Merriam Webster describes synchronicity as the coincidental occurrence of events – especially psychic events that seem related, but are not explained by conventional mechanisms of causality.
I describe synchronicity as the coincidental occurrence of strange events which typically happen to redheads.
Yesterday, I enjoyed a redheaded synchronous event, one right out of Carl Jung’s a causal connecting principle.
I had to run to the drugstore at Rite Aid to buy Brian allergy medicine, because I swear this boy of mine is allergic to air during this time of year. His eyes look like something from a Hannibal rising horror film, all puffed and red. There are wads of Kleenex in small piles throughout our house. Fed up, I decide to go buy him some Claritin.
On my way to Rite Aid I begin day dreaming about my next vehicle, imagining myself driving a 2007 Mercedes-Benz GL 450:
I think, “Hmmm I really should go test drive one, or find one to take a photo of . . .” Just then in the distance, parking in front of me at Rite Aid is this dream car.
A tall, good looking businessman gets out and walks into Rite Aid. Bless my over-boiled potatoes, here is my chance.

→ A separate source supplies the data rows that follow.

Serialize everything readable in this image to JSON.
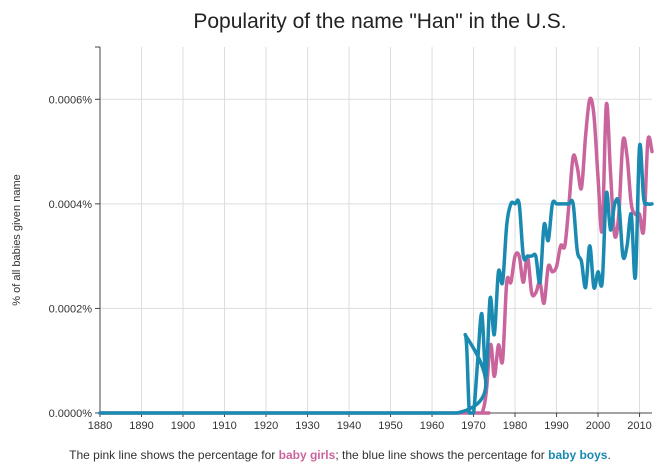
{
  "chart_data": {
    "type": "line",
    "title": "Popularity of the name \"Han\" in the U.S.",
    "ylabel": "% of all babies given name",
    "xlabel": "",
    "xlim": [
      1880,
      2013
    ],
    "ylim": [
      0,
      0.0007
    ],
    "x_ticks": [
      1880,
      1890,
      1900,
      1910,
      1920,
      1930,
      1940,
      1950,
      1960,
      1970,
      1980,
      1990,
      2000,
      2010
    ],
    "x_tick_labels": [
      "1880",
      "1890",
      "1900",
      "1910",
      "1920",
      "1930",
      "1940",
      "1950",
      "1960",
      "1970",
      "1980",
      "1990",
      "2000",
      "2010"
    ],
    "y_ticks": [
      0,
      0.0002,
      0.0004,
      0.0006
    ],
    "y_tick_labels": [
      "0.0000%",
      "0.0002%",
      "0.0004%",
      "0.0006%"
    ],
    "grid": true,
    "series": [
      {
        "name": "baby girls",
        "color": "#c9659c",
        "x": [
          1880,
          1965,
          1972,
          1974,
          1975,
          1976,
          1977,
          1978,
          1979,
          1980,
          1981,
          1982,
          1983,
          1984,
          1985,
          1986,
          1987,
          1988,
          1989,
          1990,
          1991,
          1992,
          1993,
          1994,
          1995,
          1996,
          1997,
          1998,
          1999,
          2000,
          2001,
          2002,
          2003,
          2004,
          2005,
          2006,
          2007,
          2008,
          2009,
          2010,
          2011,
          2012,
          2013
        ],
        "values": [
          0,
          0,
          0,
          0.00013,
          7e-05,
          0.00013,
          0.0001,
          0.00025,
          0.00025,
          0.0003,
          0.0003,
          0.00025,
          0.0003,
          0.00023,
          0.00023,
          0.00025,
          0.00021,
          0.00028,
          0.00027,
          0.00028,
          0.00032,
          0.00032,
          0.0004,
          0.00049,
          0.00047,
          0.00043,
          0.00053,
          0.0006,
          0.00057,
          0.00045,
          0.00035,
          0.00059,
          0.00046,
          0.00034,
          0.00038,
          0.00052,
          0.00049,
          0.0004,
          0.00038,
          0.00038,
          0.00035,
          0.00052,
          0.0005
        ]
      },
      {
        "name": "baby boys",
        "color": "#1a8ab1",
        "x": [
          1880,
          1966,
          1968,
          1969,
          1970,
          1971,
          1972,
          1973,
          1974,
          1975,
          1976,
          1977,
          1978,
          1979,
          1980,
          1981,
          1982,
          1983,
          1984,
          1985,
          1986,
          1987,
          1988,
          1989,
          1990,
          1991,
          1992,
          1993,
          1994,
          1995,
          1996,
          1997,
          1998,
          1999,
          2000,
          2001,
          2002,
          2003,
          2004,
          2005,
          2006,
          2007,
          2008,
          2009,
          2010,
          2011,
          2012,
          2013
        ],
        "values": [
          0,
          0,
          0.00015,
          0,
          0,
          0.0001,
          0.00019,
          7e-05,
          0.00022,
          0.00015,
          0.00027,
          0.00025,
          0.00036,
          0.0004,
          0.0004,
          0.0004,
          0.0003,
          0.0003,
          0.0003,
          0.0003,
          0.00025,
          0.00036,
          0.00033,
          0.0004,
          0.0004,
          0.0004,
          0.0004,
          0.0004,
          0.0004,
          0.00031,
          0.00029,
          0.00024,
          0.00032,
          0.00024,
          0.00027,
          0.00025,
          0.00042,
          0.00035,
          0.0004,
          0.0004,
          0.0003,
          0.00032,
          0.00038,
          0.00026,
          0.00051,
          0.00041,
          0.0004,
          0.0004
        ]
      }
    ]
  },
  "caption": {
    "before": "The pink line shows the percentage for ",
    "girls": "baby girls",
    "middle": "; the blue line shows the percentage for ",
    "boys": "baby boys",
    "after": "."
  }
}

I park and walk over to his car and for a time am lost in the thoughts of driving it, when I suddenly remember why I went to the store – I should get Brian his allergy medication. I stand in line at the pharmacy to buy medicine that I used to be able to pick up in the isles, because I guess all people with allergies are future crack whores to the government. After allowing my drivers license to be swiped for a whoppin’ 10 pills, I exit towards the electronic doors, where the Mercedes-man is standing at the edge of a counter.
“Is that your beautiful Mercedes?” I ask, pointing outside.
“Why yes,” he grins.
“It’s my dream car. I have a photo of it above my desk. Do you love it?”
“Here then”, he continues, “Take my keys and go sit in it and check it out for yourself.”
I am stunned as he hands me his car keys and directs me out the door. He does not follow, and leaves me to go check out his car on my own – ME the perfect stranger. He stays inside Rite Aid, as I press the buttons that open the driver’s door. I am experiencing that elated, excited feeling as I slide across the leather seat, placing my hands around the leather steering wheel. It feels surreal.
It still has that new car smell. It lacks the wrappers and soda can rings only a teenager would leave, so it is obvious this man doesn’t have children, for if he does then he must haul them by tying them to the hood.
For a brief moment I imagine myself driving the freeway to my dream home in Los Gatos:
I thoroughly enjoy the moment, taking it all in, then slowly I exit the drivers seat, gently shut the door and walk back into Rite Aid.
I am sure my grin was as wide as my ass (which is really big). I pass him back his keys and say, “WOW. How kind of you. Thank you so much!”
“Did you like it?” he grins.
“I loved it”
He takes a package from the Rite Aid employee at the counter, turns to me and smiles, “If I was not on my way to an appointment I’d let you take it for a test drive.”
With that he shakes my hand, winks and exits to the parking lot.
I’d move my feet to follow – if they’d only move. He gets in his car and drives away as the electronic doors are opening and shutting, opening and shutting because I am stuck standing on the release floor pad. I come to my senses as a Rite Aid person asks me if there is a problem.
The problem is that I am not leaving in that Mercedes.
I love synchronicity.
If someone invites me to that house in Los Gatos this week, I’ll faint.